René Coty bénéficie de la reconnaissance de la fonction présidentielle qu'a conquise de haute lutte son prédécesseur Vincent Auriol. Mais il se montre plus réservé. Interprétant strictement ses pouvoirs de chef d'État, il ne sort de son rôle d'arbitre qu'en cas de situation exceptionnelle. Il tient à assurer la cohésion du pouvoir exécutif en modérant les dissensions interministérielles et en soutenant les décisions gouvernementales une fois acquises, quitte à en faire préalablement la critique, lors d'entretiens privés ou pendant le Conseil des ministres. Durant ce dernier, il intervient pour donner son avis, mettre en garde ou rappeler les règles constitutionnelles. Surtout, il souhaite favoriser la continuité de l'État. A cet égard, la fréquence des crises ministérielles, qu'il tente toujours de retarder, le désole. Dès son élection, René Coty, qui avait voté contre le projet de Constitution en 1946, prône la réforme des institutions : « un régime ne sait se défendre que s'il sait se réformer ». Son avertissement n'est pas entendu, mais cette conscience de la faiblesse du régime l'aide sans doute à prendre les décisions de 1958.

Le rôle essentiel du Président est le choix du président du Conseil. A la première crise ministérielle, René Coty appelle Pierre Mendès-France pour succéder à Joseph Laniel. Son choix est ratifié sans réelles difficultés par l'Assemblée nationale. Pierre Mendès-France apprécie l'arbitrage du Président et lui soumet souvent ses projets avant le Conseil des ministres, afin de bénéficier d'un recul qu'il lui est difficile de conserver dans le feu de l'action.
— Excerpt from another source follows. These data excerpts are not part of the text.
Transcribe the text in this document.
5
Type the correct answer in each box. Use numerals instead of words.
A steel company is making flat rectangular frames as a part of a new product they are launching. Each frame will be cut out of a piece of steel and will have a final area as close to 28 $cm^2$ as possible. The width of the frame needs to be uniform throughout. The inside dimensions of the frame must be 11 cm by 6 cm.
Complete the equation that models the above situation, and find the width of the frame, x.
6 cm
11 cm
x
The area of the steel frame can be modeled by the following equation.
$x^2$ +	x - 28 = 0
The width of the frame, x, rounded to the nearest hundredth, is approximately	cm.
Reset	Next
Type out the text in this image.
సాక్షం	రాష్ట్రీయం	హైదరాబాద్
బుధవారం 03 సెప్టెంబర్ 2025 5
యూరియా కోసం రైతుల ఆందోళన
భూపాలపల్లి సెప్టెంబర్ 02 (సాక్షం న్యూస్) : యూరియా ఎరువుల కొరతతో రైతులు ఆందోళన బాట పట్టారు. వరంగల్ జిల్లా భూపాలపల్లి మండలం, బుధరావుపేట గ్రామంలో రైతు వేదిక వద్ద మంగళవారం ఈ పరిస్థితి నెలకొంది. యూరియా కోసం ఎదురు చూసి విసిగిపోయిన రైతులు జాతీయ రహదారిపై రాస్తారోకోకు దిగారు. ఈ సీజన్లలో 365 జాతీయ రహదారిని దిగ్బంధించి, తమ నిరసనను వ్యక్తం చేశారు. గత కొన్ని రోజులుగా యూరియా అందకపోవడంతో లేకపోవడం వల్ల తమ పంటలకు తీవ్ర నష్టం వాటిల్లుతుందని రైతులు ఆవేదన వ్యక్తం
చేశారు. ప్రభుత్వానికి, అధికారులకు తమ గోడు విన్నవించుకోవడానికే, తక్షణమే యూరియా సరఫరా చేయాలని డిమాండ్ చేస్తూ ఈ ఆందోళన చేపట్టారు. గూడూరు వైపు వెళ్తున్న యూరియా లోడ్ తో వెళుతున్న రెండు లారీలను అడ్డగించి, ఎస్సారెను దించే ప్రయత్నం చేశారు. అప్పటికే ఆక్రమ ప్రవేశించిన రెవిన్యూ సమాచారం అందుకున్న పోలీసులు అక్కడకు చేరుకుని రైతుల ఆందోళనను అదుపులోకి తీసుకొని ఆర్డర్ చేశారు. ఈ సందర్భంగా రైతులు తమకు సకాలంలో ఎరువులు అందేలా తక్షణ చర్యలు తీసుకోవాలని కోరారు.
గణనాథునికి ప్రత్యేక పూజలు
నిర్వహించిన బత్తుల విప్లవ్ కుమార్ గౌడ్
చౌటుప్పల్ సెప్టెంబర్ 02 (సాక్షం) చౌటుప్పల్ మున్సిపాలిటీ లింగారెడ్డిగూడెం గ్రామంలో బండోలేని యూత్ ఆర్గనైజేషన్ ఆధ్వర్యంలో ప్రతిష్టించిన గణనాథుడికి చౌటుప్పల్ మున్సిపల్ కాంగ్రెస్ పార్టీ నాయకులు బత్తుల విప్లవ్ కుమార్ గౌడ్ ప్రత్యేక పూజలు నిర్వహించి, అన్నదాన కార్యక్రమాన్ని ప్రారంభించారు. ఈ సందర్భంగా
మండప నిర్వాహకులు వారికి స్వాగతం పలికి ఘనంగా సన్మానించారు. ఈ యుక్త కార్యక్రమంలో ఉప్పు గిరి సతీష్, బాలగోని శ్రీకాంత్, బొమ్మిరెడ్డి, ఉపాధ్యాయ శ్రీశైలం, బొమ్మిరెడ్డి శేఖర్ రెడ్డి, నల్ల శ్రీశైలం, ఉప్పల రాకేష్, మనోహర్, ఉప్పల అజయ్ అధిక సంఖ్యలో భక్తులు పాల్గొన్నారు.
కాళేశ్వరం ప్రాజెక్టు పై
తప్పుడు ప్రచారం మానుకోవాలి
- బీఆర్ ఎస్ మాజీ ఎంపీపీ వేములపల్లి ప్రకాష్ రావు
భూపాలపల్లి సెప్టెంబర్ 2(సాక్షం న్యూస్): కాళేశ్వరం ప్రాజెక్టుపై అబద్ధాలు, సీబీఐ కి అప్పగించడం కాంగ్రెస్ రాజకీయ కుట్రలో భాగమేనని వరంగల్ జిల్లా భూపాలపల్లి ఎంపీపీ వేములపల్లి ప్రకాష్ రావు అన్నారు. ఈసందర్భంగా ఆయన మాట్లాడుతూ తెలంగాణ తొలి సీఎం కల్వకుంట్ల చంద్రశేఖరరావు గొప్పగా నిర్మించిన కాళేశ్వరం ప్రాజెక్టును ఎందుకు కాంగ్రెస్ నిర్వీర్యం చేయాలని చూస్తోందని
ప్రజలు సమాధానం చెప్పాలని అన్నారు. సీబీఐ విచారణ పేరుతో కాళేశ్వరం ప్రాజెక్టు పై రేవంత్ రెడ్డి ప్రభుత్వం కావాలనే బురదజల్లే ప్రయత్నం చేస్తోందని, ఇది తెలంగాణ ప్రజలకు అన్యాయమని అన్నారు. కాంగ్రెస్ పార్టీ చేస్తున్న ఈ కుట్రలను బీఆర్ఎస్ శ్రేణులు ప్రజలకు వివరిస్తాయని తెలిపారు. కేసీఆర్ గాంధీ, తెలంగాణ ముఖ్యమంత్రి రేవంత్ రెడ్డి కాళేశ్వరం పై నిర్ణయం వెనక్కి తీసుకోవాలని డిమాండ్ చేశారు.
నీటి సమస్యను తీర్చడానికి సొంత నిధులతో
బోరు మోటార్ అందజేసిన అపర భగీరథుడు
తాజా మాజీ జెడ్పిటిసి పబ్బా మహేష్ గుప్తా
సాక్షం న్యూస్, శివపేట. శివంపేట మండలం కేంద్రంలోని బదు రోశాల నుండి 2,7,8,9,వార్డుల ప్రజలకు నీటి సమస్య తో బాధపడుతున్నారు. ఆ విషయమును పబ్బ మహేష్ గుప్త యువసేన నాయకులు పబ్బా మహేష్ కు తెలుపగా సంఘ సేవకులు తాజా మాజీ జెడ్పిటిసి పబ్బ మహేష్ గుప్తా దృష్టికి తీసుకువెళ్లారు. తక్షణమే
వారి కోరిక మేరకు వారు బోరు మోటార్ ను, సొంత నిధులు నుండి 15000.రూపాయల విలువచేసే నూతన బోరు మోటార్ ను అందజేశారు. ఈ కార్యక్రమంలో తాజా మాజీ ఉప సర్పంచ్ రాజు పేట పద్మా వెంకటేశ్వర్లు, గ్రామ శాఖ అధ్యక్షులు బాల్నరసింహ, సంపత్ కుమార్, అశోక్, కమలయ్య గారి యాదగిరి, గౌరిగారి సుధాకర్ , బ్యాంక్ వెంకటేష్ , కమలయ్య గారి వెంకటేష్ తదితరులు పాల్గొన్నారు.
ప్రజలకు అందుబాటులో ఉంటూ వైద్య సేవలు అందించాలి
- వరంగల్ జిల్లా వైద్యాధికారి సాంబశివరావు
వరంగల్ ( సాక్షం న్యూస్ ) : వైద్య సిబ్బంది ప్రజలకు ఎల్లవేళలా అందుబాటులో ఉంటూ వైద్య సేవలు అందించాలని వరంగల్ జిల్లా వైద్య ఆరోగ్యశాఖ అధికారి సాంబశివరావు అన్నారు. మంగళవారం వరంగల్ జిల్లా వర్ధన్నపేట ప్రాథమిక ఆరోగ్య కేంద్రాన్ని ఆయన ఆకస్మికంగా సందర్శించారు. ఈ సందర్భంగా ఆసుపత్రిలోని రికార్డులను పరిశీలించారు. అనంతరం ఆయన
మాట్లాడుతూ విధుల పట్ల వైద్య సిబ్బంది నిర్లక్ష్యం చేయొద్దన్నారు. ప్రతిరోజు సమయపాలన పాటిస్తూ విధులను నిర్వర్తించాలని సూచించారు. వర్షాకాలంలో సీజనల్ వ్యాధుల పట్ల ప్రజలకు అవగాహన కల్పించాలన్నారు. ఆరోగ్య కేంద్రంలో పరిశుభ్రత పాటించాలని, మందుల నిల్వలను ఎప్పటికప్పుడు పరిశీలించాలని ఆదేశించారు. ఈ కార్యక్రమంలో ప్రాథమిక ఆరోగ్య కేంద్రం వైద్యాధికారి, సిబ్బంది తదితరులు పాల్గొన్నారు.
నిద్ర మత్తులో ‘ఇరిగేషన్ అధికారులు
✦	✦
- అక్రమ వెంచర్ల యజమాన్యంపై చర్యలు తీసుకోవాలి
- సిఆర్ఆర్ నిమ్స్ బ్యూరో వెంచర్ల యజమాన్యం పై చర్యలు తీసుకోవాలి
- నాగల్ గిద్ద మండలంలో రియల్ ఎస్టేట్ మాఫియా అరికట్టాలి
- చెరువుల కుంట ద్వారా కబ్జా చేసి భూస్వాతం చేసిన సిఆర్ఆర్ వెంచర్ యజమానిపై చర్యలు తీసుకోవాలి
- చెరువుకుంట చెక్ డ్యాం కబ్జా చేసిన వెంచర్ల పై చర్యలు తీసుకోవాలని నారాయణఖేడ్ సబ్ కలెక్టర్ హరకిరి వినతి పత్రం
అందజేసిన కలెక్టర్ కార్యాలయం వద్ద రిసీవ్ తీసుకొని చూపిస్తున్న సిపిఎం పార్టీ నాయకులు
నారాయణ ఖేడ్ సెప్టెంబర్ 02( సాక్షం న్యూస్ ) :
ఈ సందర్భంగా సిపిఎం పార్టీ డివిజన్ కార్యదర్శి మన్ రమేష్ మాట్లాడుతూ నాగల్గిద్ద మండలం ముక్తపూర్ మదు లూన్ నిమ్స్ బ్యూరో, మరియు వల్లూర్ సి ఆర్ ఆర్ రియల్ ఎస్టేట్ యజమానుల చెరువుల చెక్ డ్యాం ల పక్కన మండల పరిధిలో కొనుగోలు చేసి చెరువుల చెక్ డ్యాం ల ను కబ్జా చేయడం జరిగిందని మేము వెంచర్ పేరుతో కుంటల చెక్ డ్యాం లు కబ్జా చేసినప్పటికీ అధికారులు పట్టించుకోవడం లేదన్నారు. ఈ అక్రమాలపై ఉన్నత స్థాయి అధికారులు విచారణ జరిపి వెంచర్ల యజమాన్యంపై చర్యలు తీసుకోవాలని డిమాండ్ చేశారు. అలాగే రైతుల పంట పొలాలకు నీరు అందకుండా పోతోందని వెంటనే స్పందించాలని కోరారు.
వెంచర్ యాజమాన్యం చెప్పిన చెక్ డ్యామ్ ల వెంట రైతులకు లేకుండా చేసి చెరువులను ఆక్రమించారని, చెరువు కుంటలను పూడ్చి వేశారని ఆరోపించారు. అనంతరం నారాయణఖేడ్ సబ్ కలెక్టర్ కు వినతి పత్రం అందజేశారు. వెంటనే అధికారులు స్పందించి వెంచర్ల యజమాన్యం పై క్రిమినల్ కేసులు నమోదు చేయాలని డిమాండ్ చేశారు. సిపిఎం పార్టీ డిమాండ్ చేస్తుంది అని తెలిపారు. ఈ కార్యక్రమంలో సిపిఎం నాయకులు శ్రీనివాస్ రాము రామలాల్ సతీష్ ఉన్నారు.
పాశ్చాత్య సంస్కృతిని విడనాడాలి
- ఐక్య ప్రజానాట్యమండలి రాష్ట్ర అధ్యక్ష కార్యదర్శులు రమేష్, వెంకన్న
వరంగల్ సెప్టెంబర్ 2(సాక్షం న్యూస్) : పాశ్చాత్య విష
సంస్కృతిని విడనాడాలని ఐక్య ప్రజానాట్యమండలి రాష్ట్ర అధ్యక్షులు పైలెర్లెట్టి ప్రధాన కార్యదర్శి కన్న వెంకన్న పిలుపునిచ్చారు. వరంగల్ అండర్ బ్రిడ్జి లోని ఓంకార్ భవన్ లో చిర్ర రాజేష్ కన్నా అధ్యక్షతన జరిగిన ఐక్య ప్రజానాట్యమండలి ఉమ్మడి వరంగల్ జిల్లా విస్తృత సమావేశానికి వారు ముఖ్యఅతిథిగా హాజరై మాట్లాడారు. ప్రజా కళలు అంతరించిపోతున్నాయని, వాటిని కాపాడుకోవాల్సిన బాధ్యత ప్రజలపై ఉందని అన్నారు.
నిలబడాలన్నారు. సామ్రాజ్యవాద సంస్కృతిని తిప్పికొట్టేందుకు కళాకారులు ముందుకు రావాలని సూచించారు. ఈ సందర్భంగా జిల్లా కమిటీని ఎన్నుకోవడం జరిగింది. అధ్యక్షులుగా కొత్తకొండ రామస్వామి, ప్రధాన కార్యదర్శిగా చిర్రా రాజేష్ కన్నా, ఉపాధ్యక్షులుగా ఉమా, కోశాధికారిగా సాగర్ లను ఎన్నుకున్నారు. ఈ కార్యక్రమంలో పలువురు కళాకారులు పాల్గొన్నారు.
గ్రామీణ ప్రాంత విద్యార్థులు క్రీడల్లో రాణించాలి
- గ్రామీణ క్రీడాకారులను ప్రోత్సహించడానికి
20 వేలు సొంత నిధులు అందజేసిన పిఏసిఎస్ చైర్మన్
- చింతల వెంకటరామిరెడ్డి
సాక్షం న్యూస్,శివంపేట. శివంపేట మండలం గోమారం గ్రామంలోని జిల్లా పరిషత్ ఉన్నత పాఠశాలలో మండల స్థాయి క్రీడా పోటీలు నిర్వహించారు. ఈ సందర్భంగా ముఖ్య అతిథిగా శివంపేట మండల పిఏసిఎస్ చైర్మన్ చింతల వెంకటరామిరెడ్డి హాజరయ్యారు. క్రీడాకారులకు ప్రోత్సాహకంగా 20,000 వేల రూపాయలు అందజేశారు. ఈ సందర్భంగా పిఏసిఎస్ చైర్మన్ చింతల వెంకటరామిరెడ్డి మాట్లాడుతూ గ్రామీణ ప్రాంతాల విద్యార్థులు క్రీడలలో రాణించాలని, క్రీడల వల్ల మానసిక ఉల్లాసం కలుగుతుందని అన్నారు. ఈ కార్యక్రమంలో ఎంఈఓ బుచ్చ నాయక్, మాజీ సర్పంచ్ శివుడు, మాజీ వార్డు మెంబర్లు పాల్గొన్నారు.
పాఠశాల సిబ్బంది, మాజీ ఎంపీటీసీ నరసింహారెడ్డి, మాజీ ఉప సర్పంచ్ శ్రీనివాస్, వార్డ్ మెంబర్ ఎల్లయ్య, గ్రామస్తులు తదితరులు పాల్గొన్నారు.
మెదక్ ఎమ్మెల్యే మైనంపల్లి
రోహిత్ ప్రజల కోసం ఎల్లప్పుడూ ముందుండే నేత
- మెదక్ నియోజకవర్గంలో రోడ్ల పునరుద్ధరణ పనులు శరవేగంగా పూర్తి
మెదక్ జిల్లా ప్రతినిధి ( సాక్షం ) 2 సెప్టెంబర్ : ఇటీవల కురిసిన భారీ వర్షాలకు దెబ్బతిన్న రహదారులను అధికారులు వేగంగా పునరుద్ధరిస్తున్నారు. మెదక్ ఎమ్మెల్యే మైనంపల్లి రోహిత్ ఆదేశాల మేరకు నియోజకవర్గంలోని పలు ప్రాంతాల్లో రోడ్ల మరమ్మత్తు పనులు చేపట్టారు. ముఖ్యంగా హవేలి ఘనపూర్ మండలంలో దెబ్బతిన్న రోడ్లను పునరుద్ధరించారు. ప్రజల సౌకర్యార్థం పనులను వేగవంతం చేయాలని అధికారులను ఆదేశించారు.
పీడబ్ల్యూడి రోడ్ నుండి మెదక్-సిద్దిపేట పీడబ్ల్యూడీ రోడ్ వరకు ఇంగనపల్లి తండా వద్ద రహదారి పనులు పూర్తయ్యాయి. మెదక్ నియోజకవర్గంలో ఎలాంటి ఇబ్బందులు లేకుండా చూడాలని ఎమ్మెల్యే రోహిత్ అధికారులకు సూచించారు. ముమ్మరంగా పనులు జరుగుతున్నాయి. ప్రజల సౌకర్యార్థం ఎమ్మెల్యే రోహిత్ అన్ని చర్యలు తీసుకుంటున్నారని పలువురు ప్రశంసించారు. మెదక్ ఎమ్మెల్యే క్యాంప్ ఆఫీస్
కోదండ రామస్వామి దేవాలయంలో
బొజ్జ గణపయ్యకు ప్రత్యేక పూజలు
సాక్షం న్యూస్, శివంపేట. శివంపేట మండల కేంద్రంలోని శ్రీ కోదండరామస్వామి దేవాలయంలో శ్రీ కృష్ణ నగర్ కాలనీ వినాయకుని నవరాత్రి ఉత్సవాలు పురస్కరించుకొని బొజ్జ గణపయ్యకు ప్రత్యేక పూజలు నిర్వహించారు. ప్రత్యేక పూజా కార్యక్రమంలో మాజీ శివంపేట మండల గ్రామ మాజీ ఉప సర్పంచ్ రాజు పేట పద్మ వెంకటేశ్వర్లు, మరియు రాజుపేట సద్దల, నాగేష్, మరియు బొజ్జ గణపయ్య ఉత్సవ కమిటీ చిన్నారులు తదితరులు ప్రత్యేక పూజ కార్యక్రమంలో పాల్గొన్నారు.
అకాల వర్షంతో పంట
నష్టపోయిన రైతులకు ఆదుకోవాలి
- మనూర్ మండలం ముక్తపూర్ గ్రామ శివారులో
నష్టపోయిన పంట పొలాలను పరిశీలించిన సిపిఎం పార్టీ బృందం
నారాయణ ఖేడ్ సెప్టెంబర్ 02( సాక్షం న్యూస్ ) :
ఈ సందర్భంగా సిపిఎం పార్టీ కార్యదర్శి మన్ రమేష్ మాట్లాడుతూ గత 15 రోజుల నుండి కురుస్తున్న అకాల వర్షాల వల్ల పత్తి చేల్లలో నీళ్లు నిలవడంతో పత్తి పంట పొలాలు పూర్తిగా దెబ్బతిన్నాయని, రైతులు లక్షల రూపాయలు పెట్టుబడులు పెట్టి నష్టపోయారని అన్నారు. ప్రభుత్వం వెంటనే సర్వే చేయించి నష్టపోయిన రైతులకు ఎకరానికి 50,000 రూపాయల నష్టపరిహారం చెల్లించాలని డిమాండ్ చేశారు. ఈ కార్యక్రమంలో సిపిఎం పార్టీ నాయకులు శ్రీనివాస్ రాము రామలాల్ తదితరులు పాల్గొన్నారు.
Statue de Pierre MENDES FRANCE dans le jardin du Luxembourg
Statue de Pierre MENDES FRANCE dans le jardin du Luxembourg

Lorsque le gouvernement Mendès-France tombe, René Coty doit faire preuve d'habileté pour reconstituer une majorité centriste unie et calmer les radicaux, irrités par l'ancien président du Conseil. Il souhaite faire appel à Edgar Faure. Mais pour être certain d'imposer son candidat, il utilise une tactique créée par Vincent Auriol, celle des « tours de piste ». Pour donner le change aux différents partis et montrer l'intérêt qu'il leur témoigne, il pressent plusieurs personnalités  (Antoine Pinay, Pierre Pflimlin, puis Christian Pineau) dont les chances d'investiture sont faibles.

Une fois ces trois candidats éliminés (par leur désistement ou par un vote négatif de l'Assemblée), il présente avec succès Edgar Faure.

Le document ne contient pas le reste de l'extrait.